While it’s hard to ignore my biases, the idea of what I would put on the menu at Tim Hortons is a fun thought experiment. And similar to the age-old brain teaser we all ask ourselves: What if Fantastic Four co-creator Jack Kirby switched projects with Spider-Man co-creator Steve Ditko? Would Spidey have fought increasingly bizarre aliens every other issue? Would the Fantastic Four have become brooding martyrs, unable to find love?

It’s hard to say. Because the classic versions of those characters are so familiar and because they are indelibly linked to their creators. Food, unlike comic books, movies or music, only exists in the present. We can save a recipe or a photo. But we can’t actually experience what a Tim Hortons meal was like in 1964. So I’ll have to take people’s word that it used to be better. And the version that exists today was not formed by a chef, tinkering around in the kitchen, but by a committee, based on sales charts and market trends.
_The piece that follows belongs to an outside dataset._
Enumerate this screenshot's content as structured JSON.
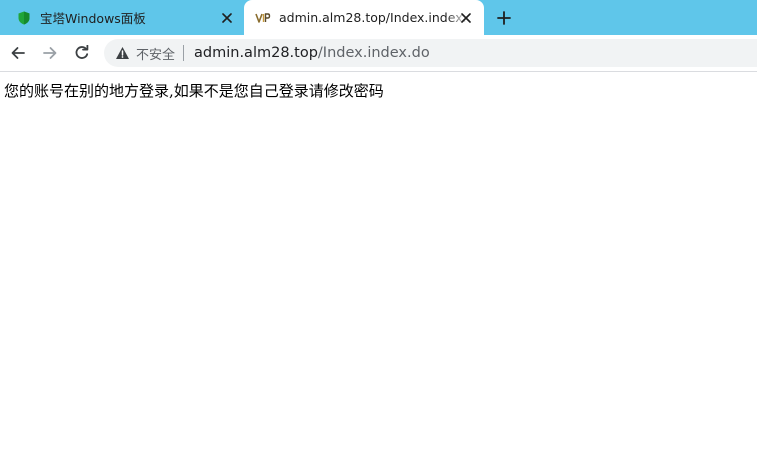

And at a certain point, like Spider-Man or the Fantastic Four, which came to be owned by Disney, a chain restaurant cannot be managed like an independent operation, where a chef or owner can decide to rewrite the entire menu.

RBI and its parent company, 3G Capital, have clearly overextended the Tim Hortons menu. And they’ve failed to get ahead of the inevitable bad press stemming from the company’s contemptible employment practices, like eliminating paid breaks or locking out workers for striking over 10 cents. But ultimately, RBI understands the brand’s core competency—selling junk food at junk prices. They’ve just got to trim the fat off the menu, occasionally reintroduce discontinued items (for a limited time only), like eclairs or bread bowls, and have a crisis communications strategy ready for the next time a franchisee gets busted for being awful to employees.

Because if you can’t raise prices and you can’t pay people a living wage, strawberry doughnuts are just a silk hat on a pig, and customers aren’t going to fall for it.